3.4.3

105 24 0
                                    

*Elliott*

Po trzech godzinach spędzonych w bibliotece, przyszedł do nas zastępca dyrektora i wysłał nas wszystkich z powrotem do internatu. Ci, którzy mieszkali poza nim i tak mieli się do niego udać, bo szkoła darmowej opieki by nie zapewniła. No bo po co?

Byłem jedyną osobą w pokoju, podejrzewam, że wszyscy pozostali siedzieli na sali gimnastycznej i byli właśnie mocno strofowani. Prawdopodobnie nawet ktoś z nich wyleci. Takie życie. Trudne, ale przecież po coś do tej szkoły jednak przyszli, prawda? Może nie zawsze był to ich własny wybór, ale jednak się tu już znaleźli i moim skromnym zdaniem powinni przystosować się do tutejszych warunków i przestrzegać panujących tu zasad. Po co zmieniać coś, co jest i działa od lat?

Rozkminy przerwało mi ciche pukanie do drzwi. Zmarszczyłem brwi, zastanawiając się, czy to już moi (byli?) współlokatorzy, gdy jednak pozwoliłem pukającemu na wejście, stanął przede mną Beau Bokan. Niezbyt dobrze znałem gościa, w zasadzie to tylko kilka razy z nim rozmawiałem i to podczas pełnych nienawiści tyrad Olivera, więc nie powiem, że zdziwiła mnie jego wizyta. Co prawda nie mógł wysłać go wściekły Oliver, bo przecież nie wziąłem udziału w buncie, ale i tak miałem pewne obawy.

- Cześć. Jest może Frank? - zapytał zaraz na wejściu.

- Chyba siedzi na sali za nieodzywanie się. - odparłem, wzruszając ramionami i nawet nie starając się zamaskować niechęci w głosie. Nie żebym miał coś ciekawszego do roboty, ale jakoś nie podobała mi się obecność chłopaka w tym pokoju. - Ale mogę coś przekazać, jak chcesz. - dodałem pośpiesznie, żeby nie wyjść na totalnego gbura.

- Od tego jest internet. Bardziej chodziło mi o chwilowe ucieknięcie z pokoju pełnego wściekłego Olivera. Mogę tu się zatrzymać na chwilę? - spytał, rozglądając się po pomieszczeniu. Naprawdę chciałem powiedzieć, by spadał na drzewo i dał mi święty spokój, lecz mimo to się zgodziłem. Nie, sam nie wiem dlaczego, coś po prostu było w tej jego minie zbitego szczeniaczka, że musiałem go zaprosić.

- Więc, dlaczego Sykes wariuje? - zadałem to pytanie tylko żeby podtrzymać konwersację. Beau usiadł na moim łóżku w pewnej odległości ode mnie, co było dość mądrym i rozważnym ruchem. Nie wiem dlaczego tak pomyślałem (a może raczej wtedy nie wiedziałem), ale to, że nie usiadł zbyt blisko mnie wydało mi się w jakiś sposób logiczne i właściwe.

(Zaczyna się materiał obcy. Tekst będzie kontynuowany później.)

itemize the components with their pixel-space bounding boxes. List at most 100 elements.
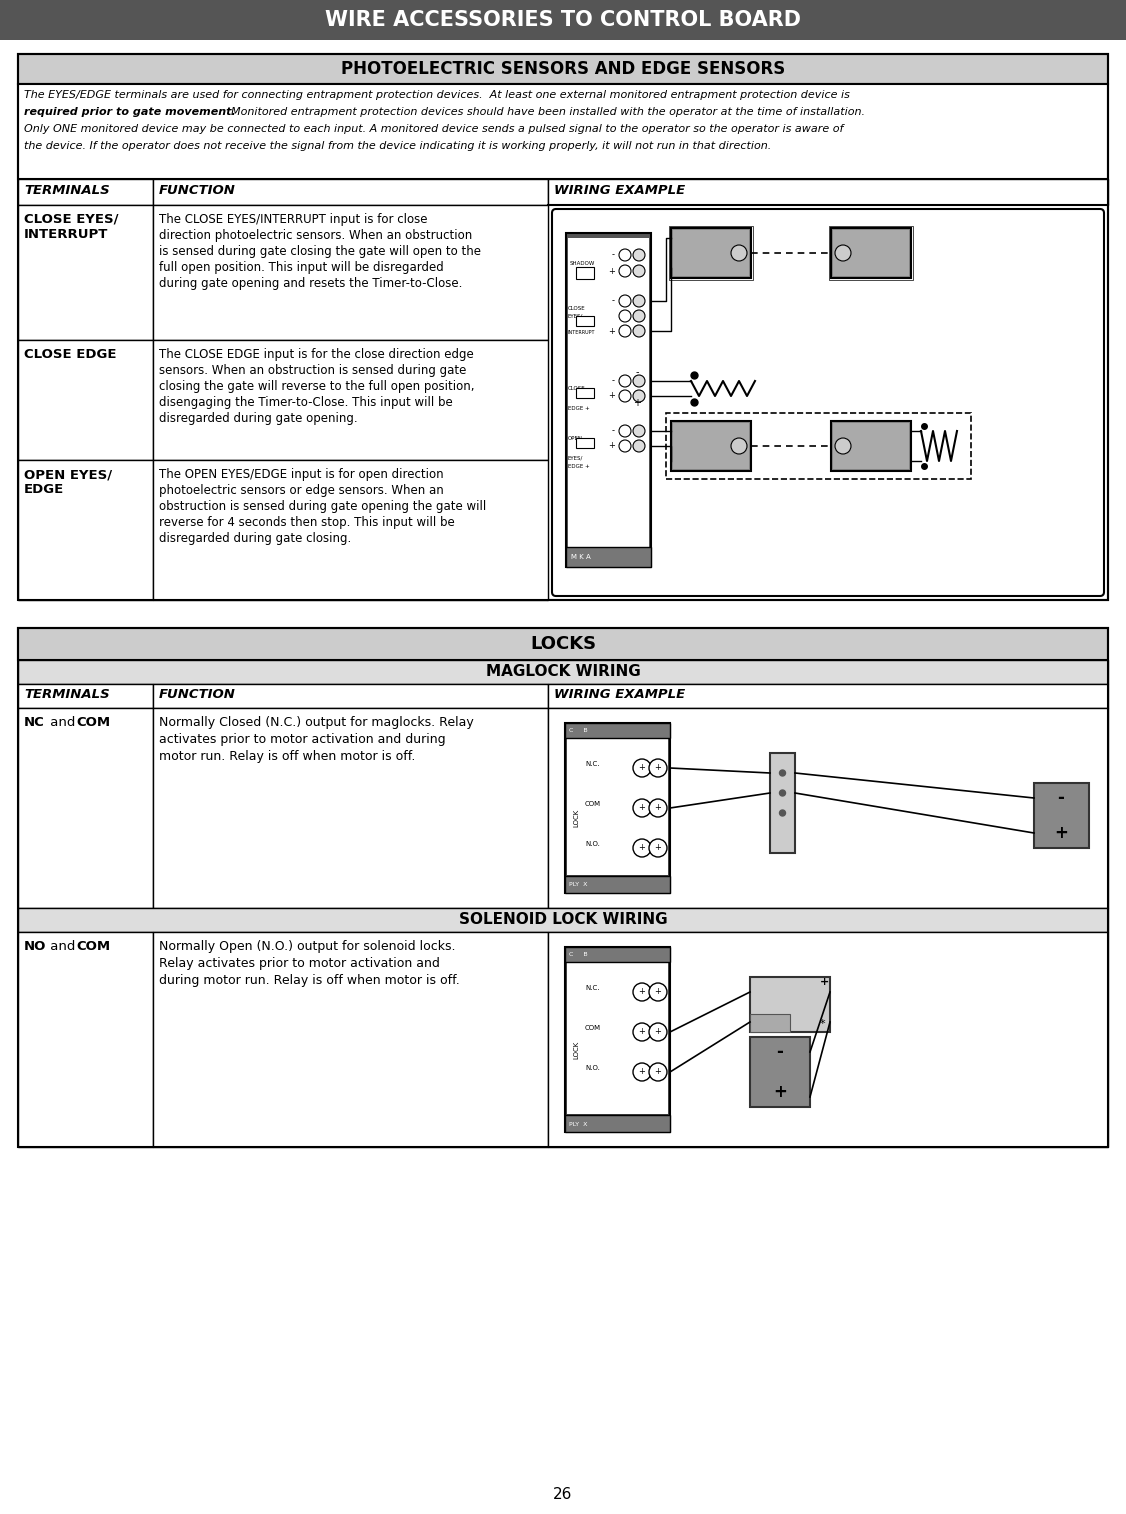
Bar [565,1114,670,1132]
Text: +: + [654,1067,661,1076]
Text: PHOTOELECTRIC SENSORS AND EDGE SENSORS: PHOTOELECTRIC SENSORS AND EDGE SENSORS [341,61,785,79]
Bar [577,266,595,279]
Bar [18,933,153,1148]
Text: WIRE ACCESSORIES TO CONTROL BOARD: WIRE ACCESSORIES TO CONTROL BOARD [325,11,801,30]
Text: required prior to gate movement.: required prior to gate movement. [24,107,235,117]
Text: PLY  X: PLY X [569,1122,588,1126]
Bar [18,628,1108,1148]
Text: +: + [638,804,645,813]
Text: MAGLOCK WIRING: MAGLOCK WIRING [485,665,641,680]
Bar [18,83,1108,179]
Text: +: + [633,398,641,407]
Text: N.C.: N.C. [586,986,599,992]
Bar [565,724,670,893]
Bar [566,233,651,568]
Text: FUNCTION: FUNCTION [159,687,235,701]
Text: OPEN EYES/
EDGE: OPEN EYES/ EDGE [24,468,113,497]
Circle shape [619,326,631,338]
Text: +: + [654,763,661,772]
Bar [153,179,548,204]
Text: N.O.: N.O. [586,840,600,846]
Text: +: + [638,1067,645,1076]
Text: EYES/: EYES/ [568,456,583,460]
Bar [18,660,1108,684]
Text: TERMINALS: TERMINALS [24,687,109,701]
Bar [750,977,830,1033]
Text: -: - [635,366,638,377]
Bar [548,204,1108,600]
Bar [833,422,909,469]
Circle shape [619,248,631,260]
Text: NC: NC [24,716,45,730]
Bar [833,230,909,276]
Text: +: + [654,987,661,996]
Text: Only ONE monitored device may be connected to each input. A monitored device sen: Only ONE monitored device may be connect… [24,124,843,135]
Bar [770,752,795,852]
Circle shape [633,310,645,322]
Text: +: + [608,442,615,451]
Text: C     B: C B [569,728,588,733]
Circle shape [779,771,786,777]
Text: The CLOSE EDGE input is for the close direction edge
sensors. When an obstructio: The CLOSE EDGE input is for the close di… [159,348,474,425]
Text: N.C.: N.C. [586,762,599,768]
Bar [18,709,153,908]
Text: NO: NO [24,940,46,952]
Text: COM: COM [75,716,110,730]
Text: LOCK: LOCK [573,1040,579,1058]
Bar [18,55,1108,600]
Text: +: + [638,987,645,996]
Text: EDGE +: EDGE + [568,406,590,410]
Text: EDGE +: EDGE + [568,463,590,469]
Text: +: + [654,1028,661,1037]
Text: -: - [1057,789,1064,807]
Text: +: + [1054,824,1067,842]
Text: and: and [46,940,80,952]
Bar [153,684,548,709]
Bar [669,226,753,280]
Bar [568,238,649,547]
Text: N.O.: N.O. [586,1064,600,1070]
Text: and: and [46,716,80,730]
Text: SHADOW: SHADOW [570,260,596,266]
Text: -: - [613,427,615,436]
Text: TERMINALS: TERMINALS [24,185,109,197]
Circle shape [731,245,747,260]
Circle shape [619,295,631,307]
Bar [673,422,749,469]
Circle shape [633,265,645,277]
Text: the device. If the operator does not receive the signal from the device indicati: the device. If the operator does not rec… [24,141,771,151]
Text: -: - [613,297,615,306]
Circle shape [835,245,851,260]
Text: 26: 26 [553,1487,573,1502]
Bar [548,933,1108,1148]
Circle shape [649,1023,667,1042]
Bar [750,1014,790,1033]
Circle shape [633,326,645,338]
Bar [153,341,548,460]
Text: -: - [613,250,615,259]
Bar [18,628,1108,660]
Text: CLOSE: CLOSE [568,386,586,391]
Circle shape [649,1063,667,1081]
Circle shape [835,438,851,454]
Bar [18,341,153,460]
Circle shape [619,425,631,438]
Text: -: - [613,377,615,386]
Text: CLOSE: CLOSE [568,306,586,310]
Text: +: + [638,763,645,772]
Text: WIRING EXAMPLE: WIRING EXAMPLE [554,687,685,701]
Text: C     B: C B [569,951,588,957]
Bar [548,179,1108,204]
Circle shape [619,310,631,322]
Bar [568,727,668,875]
Text: Normally Closed (N.C.) output for maglocks. Relay
activates prior to motor activ: Normally Closed (N.C.) output for magloc… [159,716,474,763]
Bar [18,908,1108,933]
Bar [565,724,670,737]
Bar [153,709,548,908]
Circle shape [633,1063,651,1081]
Circle shape [633,391,645,403]
Text: +: + [608,327,615,336]
Text: LOCK: LOCK [573,808,579,827]
Text: LOCKS: LOCKS [530,634,596,653]
Text: +: + [774,1083,787,1101]
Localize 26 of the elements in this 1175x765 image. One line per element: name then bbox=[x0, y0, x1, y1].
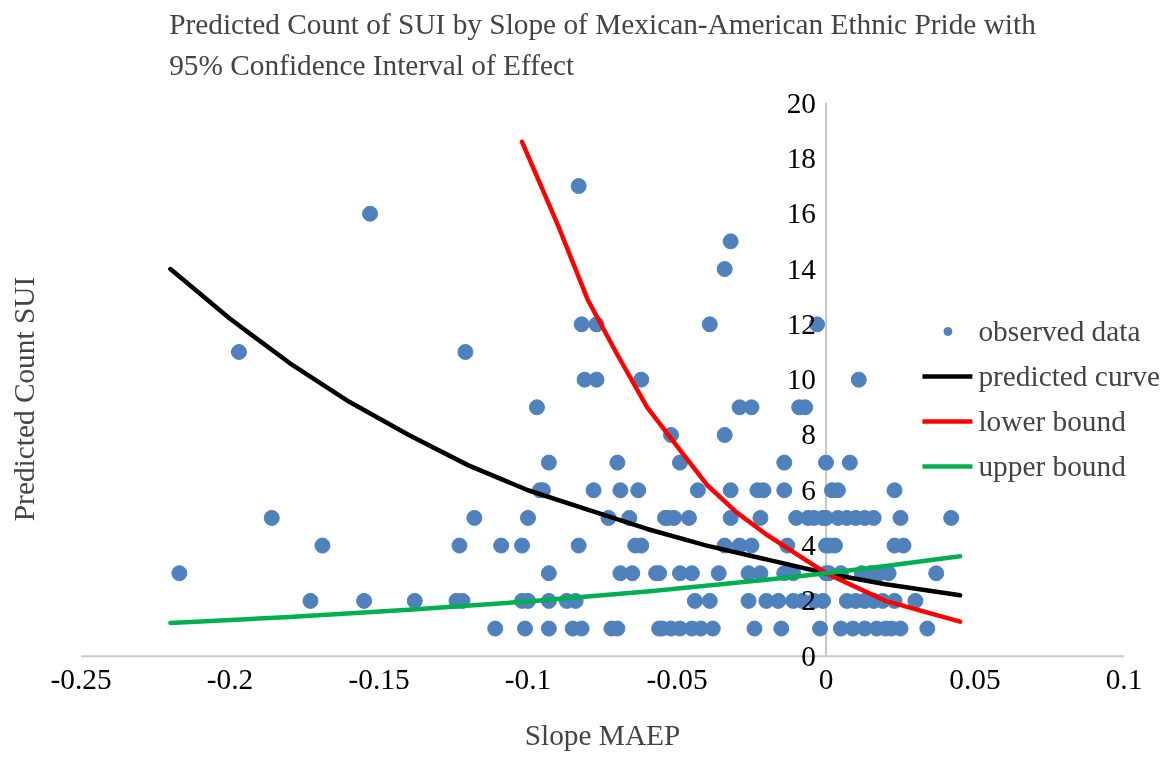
y-tick-label: 18 bbox=[786, 141, 816, 174]
x-tick-label: 0.05 bbox=[949, 663, 1001, 696]
x-tick-label: -0.25 bbox=[50, 663, 112, 696]
x-tick-label: 0.1 bbox=[1105, 663, 1143, 696]
y-tick-label: 4 bbox=[801, 529, 817, 562]
y-tick-label: 8 bbox=[801, 418, 817, 451]
y-tick-label: 10 bbox=[786, 363, 816, 396]
y-tick-label: 6 bbox=[801, 473, 817, 506]
x-axis-title: Slope MAEP bbox=[524, 718, 681, 751]
legend-label: predicted curve bbox=[978, 359, 1160, 393]
legend-label: upper bound bbox=[978, 449, 1126, 483]
y-tick-label: 20 bbox=[786, 86, 816, 119]
chart-title: Predicted Count of SUI by Slope of Mexican-American Ethnic Pride with 95% Confidence Interval of Effect bbox=[169, 7, 1037, 82]
y-tick-label: 2 bbox=[801, 584, 817, 617]
x-tick-label: -0.2 bbox=[206, 663, 254, 696]
x-tick-label: -0.05 bbox=[646, 663, 708, 696]
y-tick-label: 16 bbox=[786, 197, 816, 230]
x-tick-label: -0.1 bbox=[504, 663, 552, 696]
y-tick-label: 0 bbox=[801, 639, 817, 672]
line-series bbox=[168, 554, 963, 626]
legend-label: lower bound bbox=[978, 404, 1126, 438]
y-tick-label: 14 bbox=[786, 252, 817, 285]
x-tick-label: -0.15 bbox=[348, 663, 410, 696]
legend-label: observed data bbox=[978, 314, 1141, 348]
line-series bbox=[519, 139, 963, 624]
y-axis-title: Predicted Count SUI bbox=[7, 276, 40, 522]
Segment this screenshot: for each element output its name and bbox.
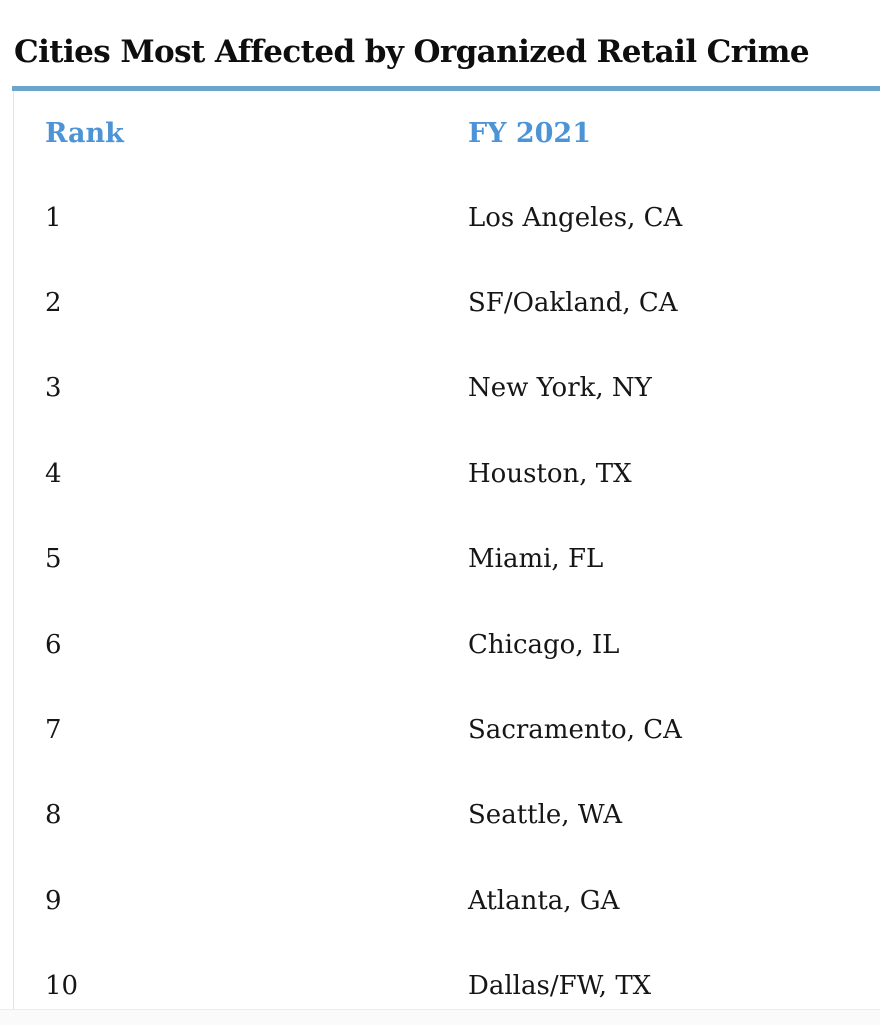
rank-value: 9 — [45, 885, 62, 916]
city-value: New York, NY — [468, 373, 652, 404]
table-row: 8 Seattle, WA — [14, 773, 880, 858]
city-value: Sacramento, CA — [468, 715, 682, 746]
table-row: 3 New York, NY — [14, 346, 880, 431]
bottom-section-divider — [0, 1009, 880, 1025]
table-row: 2 SF/Oakland, CA — [14, 260, 880, 345]
column-header-fy2021: FY 2021 — [468, 117, 591, 149]
table-row: 7 Sacramento, CA — [14, 687, 880, 772]
table-row: 4 Houston, TX — [14, 431, 880, 516]
rank-value: 4 — [45, 458, 62, 489]
rank-value: 6 — [45, 629, 62, 660]
header-divider-rule — [12, 86, 880, 91]
city-value: Atlanta, GA — [468, 885, 620, 916]
rank-value: 8 — [45, 800, 62, 831]
city-value: Seattle, WA — [468, 800, 623, 831]
rank-value: 1 — [45, 202, 62, 233]
column-header-rank: Rank — [45, 117, 124, 149]
table-header-row: Rank FY 2021 — [14, 91, 880, 175]
rank-value: 3 — [45, 373, 62, 404]
table-row: 10 Dallas/FW, TX — [14, 944, 880, 1009]
city-value: Miami, FL — [468, 544, 604, 575]
city-value: Los Angeles, CA — [468, 202, 683, 233]
city-value: Chicago, IL — [468, 629, 620, 660]
rank-value: 7 — [45, 715, 62, 746]
orc-cities-table: Rank FY 2021 1 Los Angeles, CA 2 SF/Oakl… — [13, 91, 880, 1009]
city-value: SF/Oakland, CA — [468, 288, 678, 319]
table-row: 9 Atlanta, GA — [14, 858, 880, 943]
page-title: Cities Most Affected by Organized Retail… — [14, 33, 810, 70]
rank-value: 10 — [45, 971, 79, 1002]
rank-value: 2 — [45, 288, 62, 319]
table-row: 6 Chicago, IL — [14, 602, 880, 687]
table-row: 1 Los Angeles, CA — [14, 175, 880, 260]
city-value: Dallas/FW, TX — [468, 971, 652, 1002]
city-value: Houston, TX — [468, 458, 632, 489]
rank-value: 5 — [45, 544, 62, 575]
table-row: 5 Miami, FL — [14, 517, 880, 602]
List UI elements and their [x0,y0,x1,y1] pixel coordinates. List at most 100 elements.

- Nie podoba mu się to, że SERowi znów udało się wyprowadzić wszystkich z równowagi i boi się, że autentycznie uda im się coś zmienić. Kiedy zasugerowałem, że może w takim razie powinniśmy się do nich przyłączyć, prawie mnie zabił, więc jak skończony tchórz uciekłem. Poza tym myślę, że jego lekkie załamanie psychiczne ma coś wspólnego z Joshem Franceschim. Coś chyba między się wydarzyło przed tą jego próbą samobójczą, ale pewności nie mam. - odparł. No i tak jakoś skończyły się tematy do rozmowy, a przynajmniej ja nie wiedziałem co powiedzieć.

- Czemu nie wziąłeś udziału w akcji? To wzmocniłoby twoją wiarygodność. W sensie rozumiesz, nikt by cię nie podejrzewał, że to ty jesteś tym tajnym agentem z zewnątrz... - odezwał się po jakiejś minucie, którą spędziliśmy w niezręcznej ciszy.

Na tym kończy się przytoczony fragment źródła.